The apex bank kept the cash reserve ratio (CRR) unchanged.
RBI lowered the repo rate, at which it lends short-term funds to banks, to 7.5%. CRR, the portion of deposits banks need to park with the RBI on a fortnightly basis, is currently pegged at 4%. The repo rate cut had been widely expected—22 of 24 market participants polled on Monday predicted a 25 bps repo rate cut.
The central bank last cut rates in January, when it reduced the repo rate and CRR by 0.25 percentage point each.
RBI has been cautious in lowering rates as it fights inflation in Asia’s third largest economy. Inflation based on wholesale prices has fallen below 7% in recent months after staying above that level throughout the past year. After easing to 6.62% in January, inflation inched up to 6.84% in February.

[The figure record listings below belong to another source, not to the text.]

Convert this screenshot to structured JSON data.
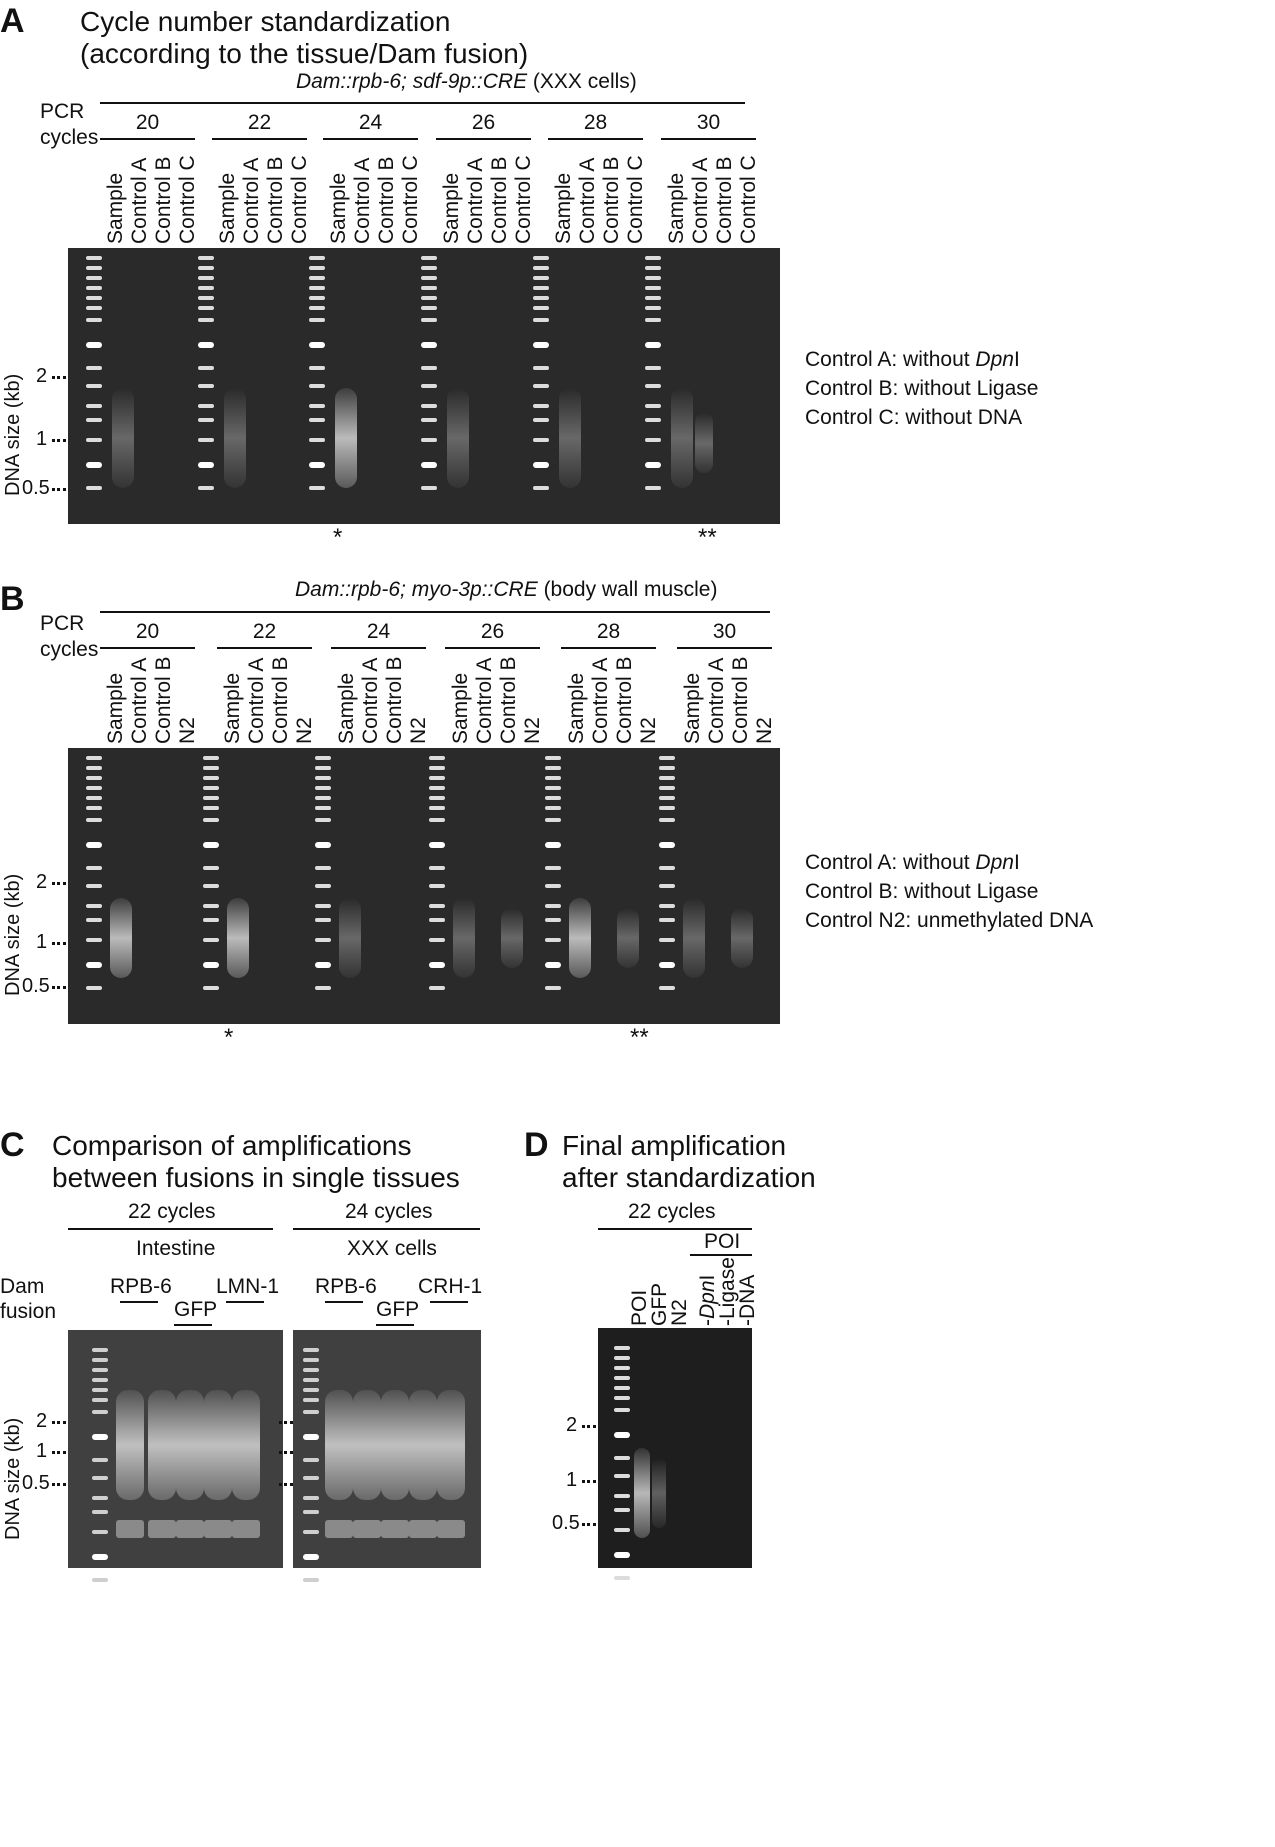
{
  "panelA": {
    "letter": "A",
    "title_line1": "Cycle number standardization",
    "title_line2": "(according to the tissue/Dam fusion)",
    "construct_italic": "Dam::rpb-6; sdf-9p::CRE",
    "construct_plain": " (XXX cells)",
    "pcr_label_1": "PCR",
    "pcr_label_2": "cycles",
    "cycles": [
      "20",
      "22",
      "24",
      "26",
      "28",
      "30"
    ],
    "lanes": [
      "Sample",
      "Control A",
      "Control B",
      "Control C"
    ],
    "y_axis": "DNA size (kb)",
    "ticks": [
      "2",
      "1",
      "0.5"
    ],
    "legend_1a": "Control A: without ",
    "legend_1b": "Dpn",
    "legend_1c": "I",
    "legend_2": "Control B: without Ligase",
    "legend_3": "Control C: without DNA",
    "star_single": "*",
    "star_double": "**"
  },
  "panelB": {
    "letter": "B",
    "construct_italic": "Dam::rpb-6; myo-3p::CRE",
    "construct_plain": " (body wall muscle)",
    "pcr_label_1": "PCR",
    "pcr_label_2": "cycles",
    "cycles": [
      "20",
      "22",
      "24",
      "26",
      "28",
      "30"
    ],
    "lanes": [
      "Sample",
      "Control A",
      "Control B",
      "N2"
    ],
    "y_axis": "DNA size (kb)",
    "ticks": [
      "2",
      "1",
      "0.5"
    ],
    "legend_1a": "Control A: without ",
    "legend_1b": "Dpn",
    "legend_1c": "I",
    "legend_2": "Control B: without Ligase",
    "legend_3": "Control N2: unmethylated DNA",
    "star_single": "*",
    "star_double": "**"
  },
  "panelC": {
    "letter": "C",
    "title_line1": "Comparison of amplifications",
    "title_line2": "between fusions in single tissues",
    "left_cycles": "22 cycles",
    "left_tissue": "Intestine",
    "right_cycles": "24 cycles",
    "right_tissue": "XXX cells",
    "dam_label_1": "Dam",
    "dam_label_2": "fusion",
    "left_fusions": [
      "RPB-6",
      "GFP",
      "LMN-1"
    ],
    "right_fusions": [
      "RPB-6",
      "GFP",
      "CRH-1"
    ],
    "y_axis": "DNA size (kb)",
    "ticks": [
      "2",
      "1",
      "0.5"
    ]
  },
  "panelD": {
    "letter": "D",
    "title_line1": "Final amplification",
    "title_line2": "after standardization",
    "cycles": "22 cycles",
    "poi_group": "POI",
    "lanes": [
      "POI",
      "GFP",
      "N2"
    ],
    "lane_dpn_a": "-",
    "lane_dpn_b": "Dpn",
    "lane_dpn_c": "I",
    "lane_ligase": "-Ligase",
    "lane_dna": "-DNA",
    "ticks": [
      "2",
      "1",
      "0.5"
    ]
  }
}
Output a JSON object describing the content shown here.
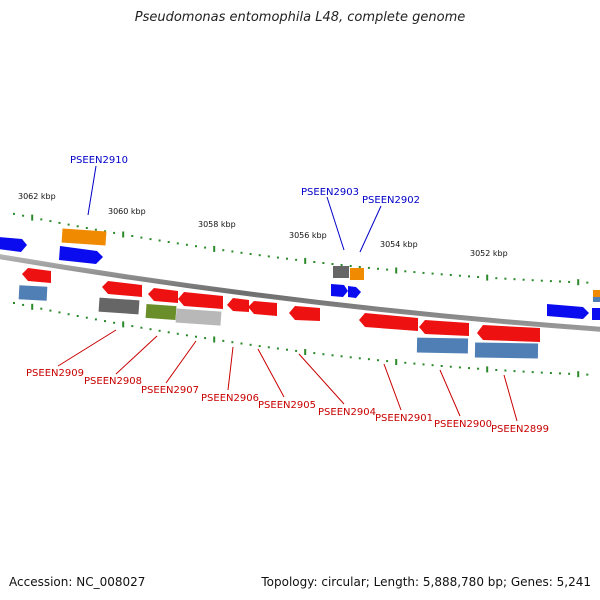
{
  "title": "Pseudomonas entomophila L48, complete genome",
  "accession": "Accession: NC_008027",
  "stats": "Topology: circular; Length: 5,888,780 bp; Genes: 5,241",
  "colors": {
    "backbone": "#7f7f7f",
    "tick": "#2a8a2a",
    "label_forward": "#0000c8",
    "label_reverse": "#c80000",
    "gene_blue": "#0b0bf0",
    "gene_red": "#ee1111",
    "gene_orange": "#f08a00",
    "gene_steel": "#4f7fb5",
    "gene_gray": "#666666",
    "gene_olive": "#6a8f2a",
    "gene_lightgray": "#b8b8b8"
  },
  "kbp_ticks": [
    "3062 kbp",
    "3060 kbp",
    "3058 kbp",
    "3056 kbp",
    "3054 kbp",
    "3052 kbp"
  ],
  "forward_labels": [
    "PSEEN2910",
    "PSEEN2903",
    "PSEEN2902"
  ],
  "reverse_labels": [
    "PSEEN2909",
    "PSEEN2908",
    "PSEEN2907",
    "PSEEN2906",
    "PSEEN2905",
    "PSEEN2904",
    "PSEEN2901",
    "PSEEN2900",
    "PSEEN2899"
  ]
}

But core inflation, or non-food, non-oil manufacturing inflation eased significantly to 3.79% in February from 4.12% in January, giving room for RBI to cut rates, economists said.
The rate cut is aimed at boosting the sagging economy, which is expected to grow at 5% in the current fiscal, the slowest pace in a decade. Economic growth slowed to 4.5% in the December quarter from 5.3% in the preceding quarter.